I had BitDefender's online scan on my machine, and it didn't uninstall properly. So Security Center still thought I was using BitDefender after I'd switched to Avira. I don't remember whether just cleaning out the rogue files fixed it, or whether I had to delete it's registry entries, too. Fixing the registry isn't the horror story that you've heard, you just have to back it up first, and BE SURE of what you're deleting or DON'T delete it. I have never screwed up a registry, but that's because I religiously follow the above rule.
Security Essentials probably left folders in AppData folder (it's inside your User folder for whatever account your always logged in as), Program Data (right below Program Files in your C drive folders) or Common Files in your Program Files folder.
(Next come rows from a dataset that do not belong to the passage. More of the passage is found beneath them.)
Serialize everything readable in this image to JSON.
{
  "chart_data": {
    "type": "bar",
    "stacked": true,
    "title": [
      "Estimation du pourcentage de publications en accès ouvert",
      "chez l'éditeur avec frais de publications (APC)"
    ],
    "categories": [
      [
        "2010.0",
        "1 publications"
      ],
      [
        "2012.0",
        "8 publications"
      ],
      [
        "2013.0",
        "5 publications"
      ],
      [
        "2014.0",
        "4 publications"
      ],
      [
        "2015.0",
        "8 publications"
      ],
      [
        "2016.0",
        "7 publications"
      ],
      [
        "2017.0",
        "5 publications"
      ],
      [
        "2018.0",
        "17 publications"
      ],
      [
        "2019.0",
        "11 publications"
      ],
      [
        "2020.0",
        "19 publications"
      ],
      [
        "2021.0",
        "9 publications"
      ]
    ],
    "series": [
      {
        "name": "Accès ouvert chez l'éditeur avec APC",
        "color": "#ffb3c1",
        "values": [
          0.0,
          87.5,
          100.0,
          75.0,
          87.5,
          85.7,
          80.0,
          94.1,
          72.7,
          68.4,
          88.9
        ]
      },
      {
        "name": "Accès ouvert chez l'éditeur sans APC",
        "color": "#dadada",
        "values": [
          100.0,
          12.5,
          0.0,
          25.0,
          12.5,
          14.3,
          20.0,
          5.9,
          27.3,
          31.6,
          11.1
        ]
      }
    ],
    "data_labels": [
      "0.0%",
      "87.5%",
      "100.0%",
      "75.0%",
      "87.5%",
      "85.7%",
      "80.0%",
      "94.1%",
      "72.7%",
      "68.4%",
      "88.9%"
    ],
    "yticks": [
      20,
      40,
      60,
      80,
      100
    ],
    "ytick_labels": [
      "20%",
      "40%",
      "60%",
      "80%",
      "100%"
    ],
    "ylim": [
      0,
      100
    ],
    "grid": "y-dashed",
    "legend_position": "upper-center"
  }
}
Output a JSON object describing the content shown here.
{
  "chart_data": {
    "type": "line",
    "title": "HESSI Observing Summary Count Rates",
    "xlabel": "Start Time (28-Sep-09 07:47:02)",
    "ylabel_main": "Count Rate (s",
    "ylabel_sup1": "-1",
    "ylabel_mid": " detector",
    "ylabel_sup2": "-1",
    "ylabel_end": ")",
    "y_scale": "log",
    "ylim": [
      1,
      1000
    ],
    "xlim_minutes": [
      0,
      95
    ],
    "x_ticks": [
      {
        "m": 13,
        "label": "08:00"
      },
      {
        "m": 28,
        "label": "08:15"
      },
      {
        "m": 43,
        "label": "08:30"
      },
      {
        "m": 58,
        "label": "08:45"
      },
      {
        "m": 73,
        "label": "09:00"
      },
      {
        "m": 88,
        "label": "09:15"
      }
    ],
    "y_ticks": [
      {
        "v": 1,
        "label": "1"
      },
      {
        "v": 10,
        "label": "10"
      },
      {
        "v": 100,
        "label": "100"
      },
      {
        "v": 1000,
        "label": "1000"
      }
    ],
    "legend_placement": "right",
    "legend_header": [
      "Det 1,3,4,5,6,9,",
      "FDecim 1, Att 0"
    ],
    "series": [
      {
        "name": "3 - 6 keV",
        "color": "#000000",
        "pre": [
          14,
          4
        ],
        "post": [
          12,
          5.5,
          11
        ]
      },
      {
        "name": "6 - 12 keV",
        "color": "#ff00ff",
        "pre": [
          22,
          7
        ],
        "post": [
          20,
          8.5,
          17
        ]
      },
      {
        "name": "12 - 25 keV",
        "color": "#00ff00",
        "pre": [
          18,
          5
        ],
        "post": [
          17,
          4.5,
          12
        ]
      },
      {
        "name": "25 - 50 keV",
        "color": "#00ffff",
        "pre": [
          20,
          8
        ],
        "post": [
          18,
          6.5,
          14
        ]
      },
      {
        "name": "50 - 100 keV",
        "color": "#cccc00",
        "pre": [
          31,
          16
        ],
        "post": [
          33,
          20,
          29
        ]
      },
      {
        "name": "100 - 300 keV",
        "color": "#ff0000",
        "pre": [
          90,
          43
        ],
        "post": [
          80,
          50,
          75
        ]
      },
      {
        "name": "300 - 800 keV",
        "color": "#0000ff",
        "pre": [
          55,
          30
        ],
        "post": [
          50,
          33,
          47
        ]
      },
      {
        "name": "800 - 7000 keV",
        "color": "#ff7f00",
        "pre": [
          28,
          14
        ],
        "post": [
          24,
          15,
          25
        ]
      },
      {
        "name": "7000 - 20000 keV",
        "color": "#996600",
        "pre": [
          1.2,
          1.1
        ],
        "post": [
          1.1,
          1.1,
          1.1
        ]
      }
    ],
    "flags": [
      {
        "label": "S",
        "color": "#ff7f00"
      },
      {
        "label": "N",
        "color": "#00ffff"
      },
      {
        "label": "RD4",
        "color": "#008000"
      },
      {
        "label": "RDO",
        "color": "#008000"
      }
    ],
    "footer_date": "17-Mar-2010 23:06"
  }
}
Or all 3. You can look for those 3 folders manually. You can also run searches, like "Security Essentials" or Essentials. I don't know if MS abbreviates the folders. More likely, though, you'll have to search the registry for the rogue entries.
Click the start button, and then type regedit into the Search box, or, if your using the Classic Menu: Start>Run>(type)Regedit. Click, meaning highlight, Computer in Regedit, if it isn't already. Then click File>Export. That will give you a Save dialog box and you can save a backup copy of the registry. Or you can highlight any registry entries that you may delete later and just save a copy of whatever you deleted. Then if you want to replace them, or the whole registry, one way is to just right click on the saved file and select the merge option at the top of the menu.
In the edit menu, you'll see the separate find and find next commands, and their standard shortcuts - Control F and F3. You can search for Micorsoft Security Essentials keys and delete them. And, as I've said, if you don't want to save the whole registry, you can select the keys and export them before you delete them, so you can remerge them back in, just in case. But, deleting keys - or even whole folders of keys - that your SURE came from Microsoft Security Essentials is highly unlikely to give you problems.
Or you can just live with the false notification. In reality, it isn't likely to cause you any real problems. It'll just be annoying. Annoying, gee, sounds like a Microsoft product, doesn't it.